- Tytherleigh Location within Devon
- OS grid reference: ST319032
- Civil parish: Chardstock;
- District: East Devon;
- Shire county: Devon;
- Region: South West;
- Country: England
- Sovereign state: United Kingdom
- Post town: AXMINSTER
- Postcode district: EX13
- Police: Devon and Cornwall
- Fire: Devon and Somerset
- Ambulance: South Western
- UK Parliament: Honiton and Sidmouth;

= Tytherleigh =

Village in Devon, England

Tytherleigh is a village in the civil parish of Chardstock in Devon, England (historically in Dorset), close to the borders with Dorset and Somerset on the A358 road between the towns of Axminster and Chard. It was in Dorset until 1896.
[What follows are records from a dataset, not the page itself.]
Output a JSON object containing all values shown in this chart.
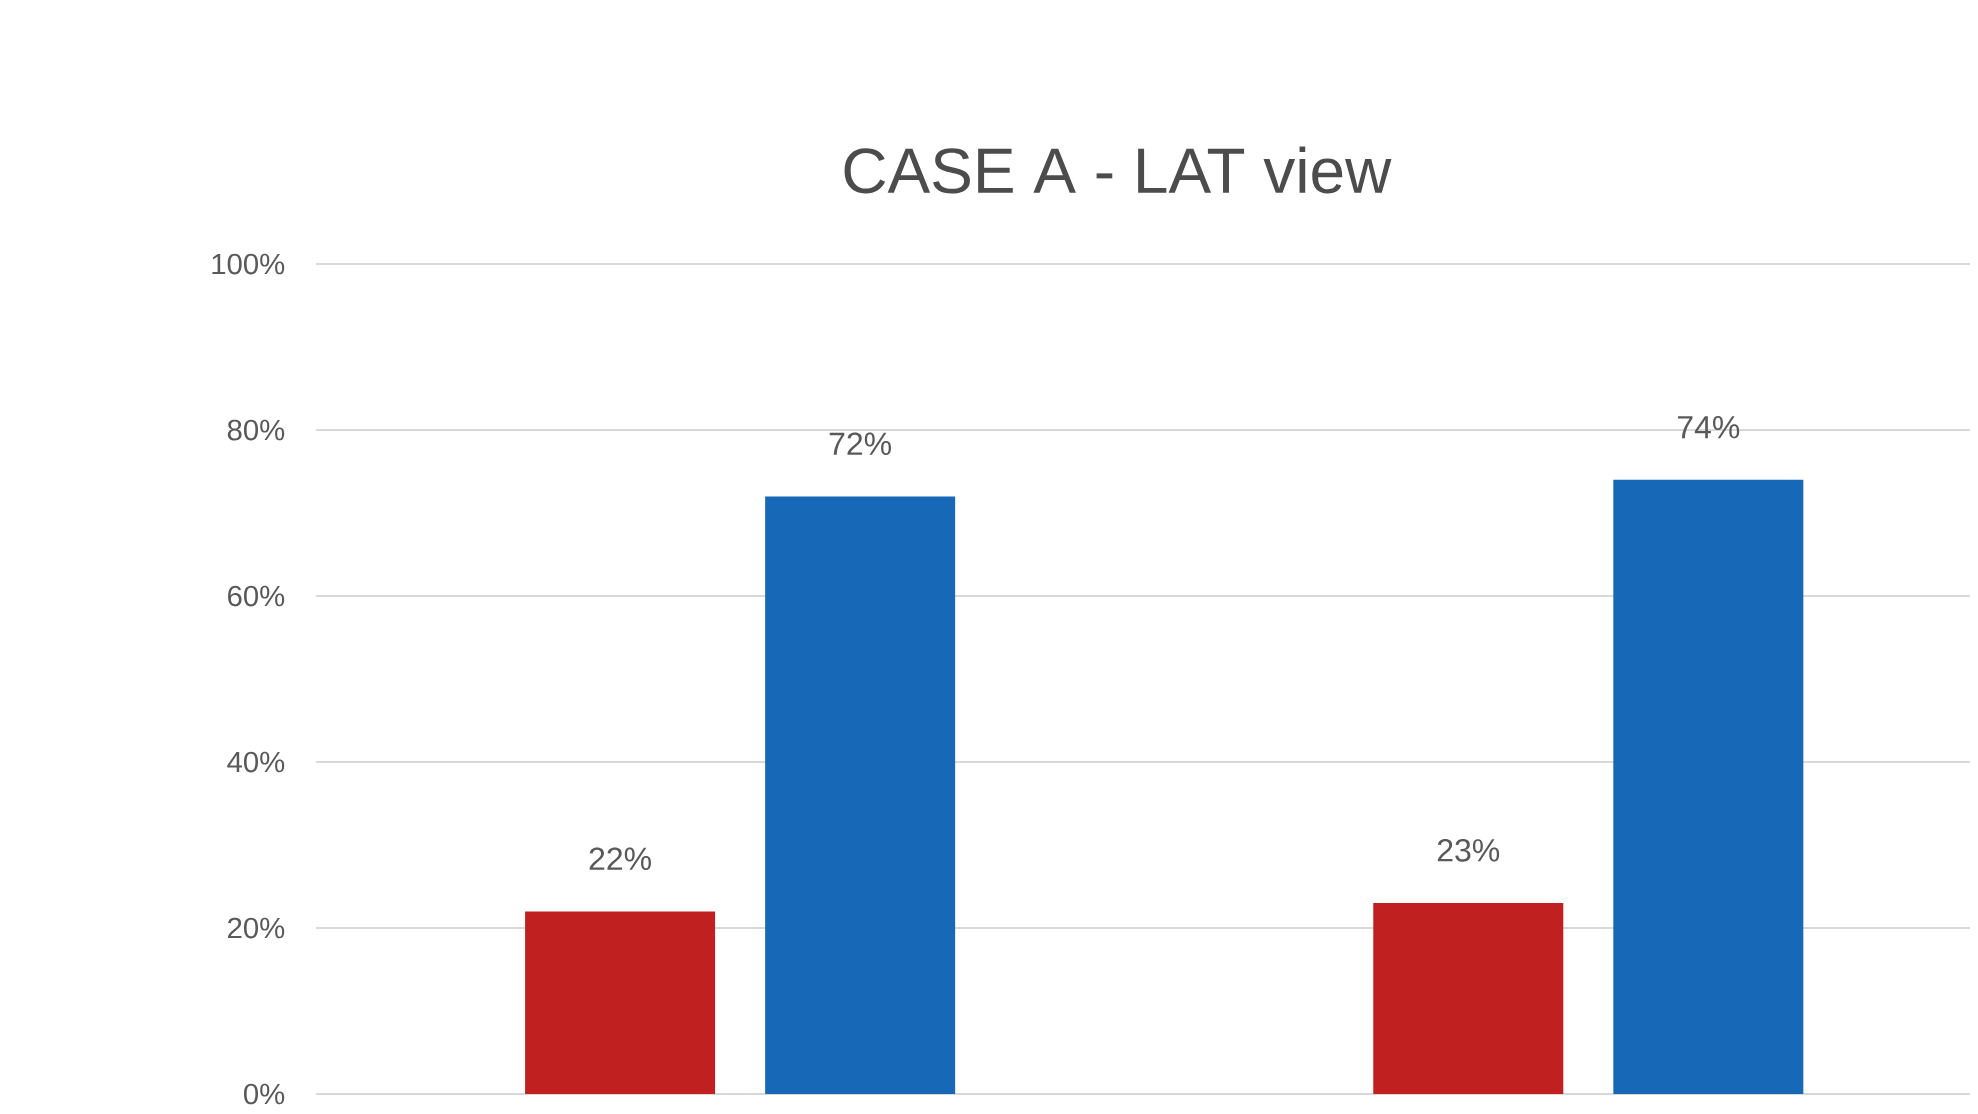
{
  "chart_data": {
    "type": "bar",
    "title": "CASE A - LAT view",
    "categories": [
      null,
      null
    ],
    "series": [
      {
        "color": "#c0201f",
        "values": [
          22,
          23
        ],
        "value_labels": [
          "22%",
          "23%"
        ]
      },
      {
        "color": "#1769b8",
        "values": [
          72,
          74
        ],
        "value_labels": [
          "72%",
          "74%"
        ]
      }
    ],
    "ylim": [
      0,
      100
    ],
    "yticks": [
      {
        "value": 0,
        "label": "0%"
      },
      {
        "value": 20,
        "label": "20%"
      },
      {
        "value": 40,
        "label": "40%"
      },
      {
        "value": 60,
        "label": "60%"
      },
      {
        "value": 80,
        "label": "80%"
      },
      {
        "value": 100,
        "label": "100%"
      }
    ],
    "grid": "y"
  }
}
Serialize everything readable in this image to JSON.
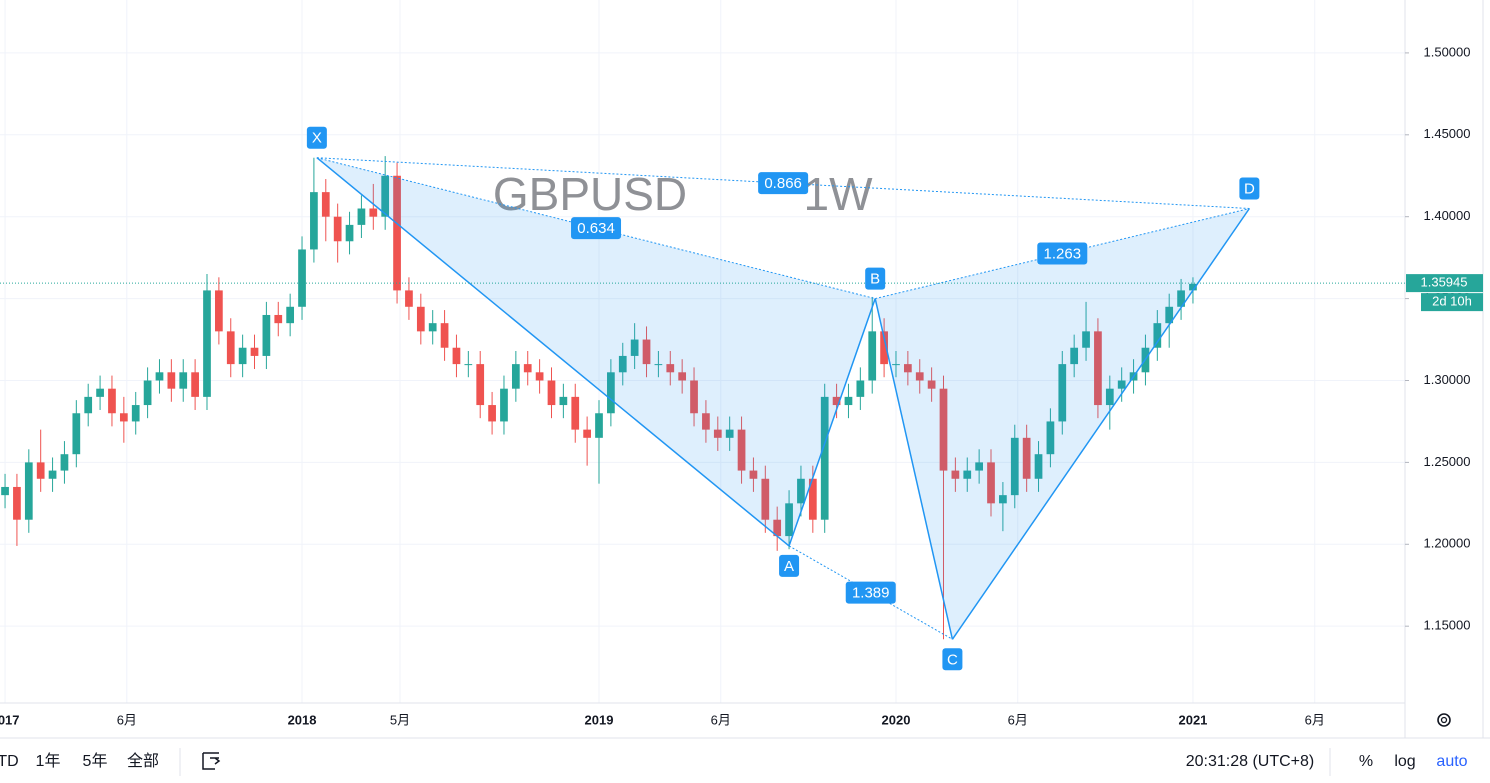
{
  "chart_data": {
    "type": "candlestick",
    "symbol": "GBPUSD",
    "interval": "1W",
    "x": [
      2017,
      2017.04,
      2017.08,
      2017.12,
      2017.16,
      2017.2,
      2017.24,
      2017.28,
      2017.32,
      2017.36,
      2017.4,
      2017.44,
      2017.48,
      2017.52,
      2017.56,
      2017.6,
      2017.64,
      2017.68,
      2017.72,
      2017.76,
      2017.8,
      2017.84,
      2017.88,
      2017.92,
      2017.96,
      2018,
      2018.04,
      2018.08,
      2018.12,
      2018.16,
      2018.2,
      2018.24,
      2018.28,
      2018.32,
      2018.36,
      2018.4,
      2018.44,
      2018.48,
      2018.52,
      2018.56,
      2018.6,
      2018.64,
      2018.68,
      2018.72,
      2018.76,
      2018.8,
      2018.84,
      2018.88,
      2018.92,
      2018.96,
      2019,
      2019.04,
      2019.08,
      2019.12,
      2019.16,
      2019.2,
      2019.24,
      2019.28,
      2019.32,
      2019.36,
      2019.4,
      2019.44,
      2019.48,
      2019.52,
      2019.56,
      2019.6,
      2019.64,
      2019.68,
      2019.72,
      2019.76,
      2019.8,
      2019.84,
      2019.88,
      2019.92,
      2019.96,
      2020,
      2020.04,
      2020.08,
      2020.12,
      2020.16,
      2020.2,
      2020.24,
      2020.28,
      2020.32,
      2020.36,
      2020.4,
      2020.44,
      2020.48,
      2020.52,
      2020.56,
      2020.6,
      2020.64,
      2020.68,
      2020.72,
      2020.76,
      2020.8,
      2020.84,
      2020.88,
      2020.92,
      2020.96,
      2021
    ],
    "open": [
      1.23,
      1.235,
      1.215,
      1.25,
      1.24,
      1.245,
      1.255,
      1.28,
      1.29,
      1.295,
      1.28,
      1.275,
      1.285,
      1.3,
      1.305,
      1.295,
      1.305,
      1.29,
      1.355,
      1.33,
      1.31,
      1.32,
      1.315,
      1.34,
      1.335,
      1.345,
      1.38,
      1.415,
      1.4,
      1.385,
      1.395,
      1.405,
      1.4,
      1.425,
      1.355,
      1.345,
      1.33,
      1.335,
      1.32,
      1.31,
      1.31,
      1.285,
      1.275,
      1.295,
      1.31,
      1.305,
      1.3,
      1.285,
      1.29,
      1.27,
      1.265,
      1.28,
      1.305,
      1.315,
      1.325,
      1.31,
      1.31,
      1.305,
      1.3,
      1.28,
      1.27,
      1.265,
      1.27,
      1.245,
      1.24,
      1.215,
      1.205,
      1.225,
      1.24,
      1.215,
      1.29,
      1.285,
      1.29,
      1.3,
      1.33,
      1.31,
      1.31,
      1.305,
      1.3,
      1.295,
      1.245,
      1.24,
      1.245,
      1.25,
      1.225,
      1.23,
      1.265,
      1.24,
      1.255,
      1.275,
      1.31,
      1.32,
      1.33,
      1.285,
      1.295,
      1.3,
      1.305,
      1.32,
      1.335,
      1.345,
      1.355
    ],
    "high": [
      1.243,
      1.243,
      1.258,
      1.27,
      1.253,
      1.263,
      1.288,
      1.298,
      1.303,
      1.303,
      1.29,
      1.293,
      1.308,
      1.313,
      1.313,
      1.313,
      1.313,
      1.365,
      1.363,
      1.338,
      1.328,
      1.328,
      1.348,
      1.348,
      1.353,
      1.388,
      1.436,
      1.423,
      1.408,
      1.403,
      1.413,
      1.42,
      1.437,
      1.433,
      1.363,
      1.353,
      1.343,
      1.343,
      1.328,
      1.318,
      1.318,
      1.293,
      1.303,
      1.318,
      1.318,
      1.313,
      1.308,
      1.298,
      1.298,
      1.278,
      1.288,
      1.313,
      1.323,
      1.335,
      1.333,
      1.318,
      1.318,
      1.313,
      1.308,
      1.288,
      1.278,
      1.278,
      1.278,
      1.253,
      1.248,
      1.223,
      1.233,
      1.248,
      1.248,
      1.298,
      1.298,
      1.298,
      1.308,
      1.351,
      1.338,
      1.318,
      1.318,
      1.313,
      1.308,
      1.303,
      1.253,
      1.253,
      1.258,
      1.258,
      1.238,
      1.273,
      1.273,
      1.263,
      1.283,
      1.318,
      1.328,
      1.348,
      1.338,
      1.303,
      1.308,
      1.313,
      1.328,
      1.343,
      1.353,
      1.362,
      1.363
    ],
    "low": [
      1.222,
      1.199,
      1.207,
      1.232,
      1.232,
      1.237,
      1.247,
      1.272,
      1.282,
      1.272,
      1.262,
      1.267,
      1.277,
      1.292,
      1.287,
      1.287,
      1.282,
      1.282,
      1.322,
      1.302,
      1.302,
      1.307,
      1.307,
      1.327,
      1.327,
      1.337,
      1.372,
      1.385,
      1.372,
      1.377,
      1.387,
      1.392,
      1.392,
      1.347,
      1.337,
      1.322,
      1.322,
      1.312,
      1.302,
      1.302,
      1.277,
      1.267,
      1.267,
      1.287,
      1.297,
      1.292,
      1.277,
      1.277,
      1.262,
      1.248,
      1.237,
      1.272,
      1.297,
      1.307,
      1.302,
      1.302,
      1.297,
      1.292,
      1.272,
      1.262,
      1.257,
      1.257,
      1.237,
      1.232,
      1.207,
      1.196,
      1.197,
      1.217,
      1.207,
      1.207,
      1.277,
      1.277,
      1.282,
      1.292,
      1.302,
      1.302,
      1.297,
      1.292,
      1.287,
      1.142,
      1.232,
      1.232,
      1.237,
      1.217,
      1.208,
      1.222,
      1.232,
      1.232,
      1.247,
      1.267,
      1.302,
      1.312,
      1.277,
      1.27,
      1.287,
      1.292,
      1.297,
      1.312,
      1.32,
      1.337,
      1.347
    ],
    "close": [
      1.235,
      1.215,
      1.25,
      1.24,
      1.245,
      1.255,
      1.28,
      1.29,
      1.295,
      1.28,
      1.275,
      1.285,
      1.3,
      1.305,
      1.295,
      1.305,
      1.29,
      1.355,
      1.33,
      1.31,
      1.32,
      1.315,
      1.34,
      1.335,
      1.345,
      1.38,
      1.415,
      1.4,
      1.385,
      1.395,
      1.405,
      1.4,
      1.425,
      1.355,
      1.345,
      1.33,
      1.335,
      1.32,
      1.31,
      1.31,
      1.285,
      1.275,
      1.295,
      1.31,
      1.305,
      1.3,
      1.285,
      1.29,
      1.27,
      1.265,
      1.28,
      1.305,
      1.315,
      1.325,
      1.31,
      1.31,
      1.305,
      1.3,
      1.28,
      1.27,
      1.265,
      1.27,
      1.245,
      1.24,
      1.215,
      1.205,
      1.225,
      1.24,
      1.215,
      1.29,
      1.285,
      1.29,
      1.3,
      1.33,
      1.31,
      1.31,
      1.305,
      1.3,
      1.295,
      1.245,
      1.24,
      1.245,
      1.25,
      1.225,
      1.23,
      1.265,
      1.24,
      1.255,
      1.275,
      1.31,
      1.32,
      1.33,
      1.285,
      1.295,
      1.3,
      1.305,
      1.32,
      1.335,
      1.345,
      1.355,
      1.359
    ],
    "up_color": "#26a69a",
    "down_color": "#ef5350",
    "xlim": [
      2016.983,
      2021.714
    ],
    "xticks": [
      {
        "value": 2017,
        "label": "2017"
      },
      {
        "value": 2017.41,
        "label": "6月"
      },
      2018,
      {
        "value": 2018.33,
        "label": "5月"
      },
      2019,
      {
        "value": 2019.41,
        "label": "6月"
      },
      2020,
      {
        "value": 2020.41,
        "label": "6月"
      },
      2021,
      {
        "value": 2021.41,
        "label": "6月"
      }
    ],
    "ylim": [
      1.1031,
      1.5323
    ],
    "yticks": [
      {
        "value": 1.15,
        "label": "1.15000"
      },
      {
        "value": 1.2,
        "label": "1.20000"
      },
      {
        "value": 1.25,
        "label": "1.25000"
      },
      {
        "value": 1.3,
        "label": "1.30000"
      },
      {
        "value": 1.35,
        "label": "1.35000"
      },
      {
        "value": 1.4,
        "label": "1.40000"
      },
      {
        "value": 1.45,
        "label": "1.45000"
      },
      {
        "value": 1.5,
        "label": "1.50000"
      }
    ],
    "grid": true,
    "last_price": 1.35945,
    "countdown": "2d 10h",
    "pattern": {
      "color": "#2196f3",
      "points": [
        {
          "label": "X",
          "x": 2018.05,
          "y": 1.436
        },
        {
          "label": "A",
          "x": 2019.64,
          "y": 1.199
        },
        {
          "label": "B",
          "x": 2019.93,
          "y": 1.35
        },
        {
          "label": "C",
          "x": 2020.19,
          "y": 1.142
        },
        {
          "label": "D",
          "x": 2021.19,
          "y": 1.405
        }
      ],
      "ratios": [
        0.634,
        0.866,
        1.389,
        1.263
      ]
    }
  },
  "toolbar": {
    "ranges": [
      "TD",
      "1年",
      "5年",
      "全部"
    ],
    "clock": "20:31:28 (UTC+8)",
    "scale_options": [
      "%",
      "log",
      "auto"
    ]
  }
}
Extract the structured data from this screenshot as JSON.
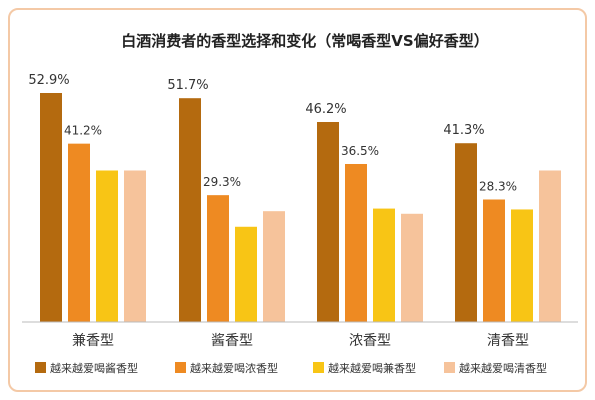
{
  "chart_data": {
    "type": "bar",
    "title": "白酒消费者的香型选择和变化（常喝香型VS偏好香型）",
    "xlabel": "",
    "ylabel": "",
    "ylim": [
      0,
      60
    ],
    "grid": false,
    "legend_position": "bottom",
    "categories": [
      "兼香型",
      "酱香型",
      "浓香型",
      "清香型"
    ],
    "series": [
      {
        "name": "越来越爱喝酱香型",
        "color": "#b46a0f",
        "values": [
          52.9,
          51.7,
          46.2,
          41.3
        ],
        "labels": [
          "52.9%",
          "51.7%",
          "46.2%",
          "41.3%"
        ]
      },
      {
        "name": "越来越爱喝浓香型",
        "color": "#ee8a22",
        "values": [
          41.2,
          29.3,
          36.5,
          28.3
        ],
        "labels": [
          "41.2%",
          "29.3%",
          "36.5%",
          "28.3%"
        ]
      },
      {
        "name": "越来越爱喝兼香型",
        "color": "#f8c515",
        "values": [
          35.0,
          22.0,
          26.2,
          26.0
        ],
        "labels": []
      },
      {
        "name": "越来越爱喝清香型",
        "color": "#f6c39b",
        "values": [
          35.0,
          25.6,
          25.0,
          35.0
        ],
        "labels": []
      }
    ]
  }
}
The place-name, first recorded in 1154 as Tiderlege, is from the Old English tīedre "thin" or "tender" and lēah "woodland", and therefore means "thin or tender woodland".

The Tytherleigh Arms public house in the village displays the Tytherleigh family coat of arms on its sign. The Tytherleigh family lived at Tytherleigh Manor for about 500 years until 1729. Part of Tytherleigh manor house survives as a farmhouse, dating from the 16th century, with a gateway arch bearing the family coat of arms.

The village is on the route of the Fosse Way Roman Road.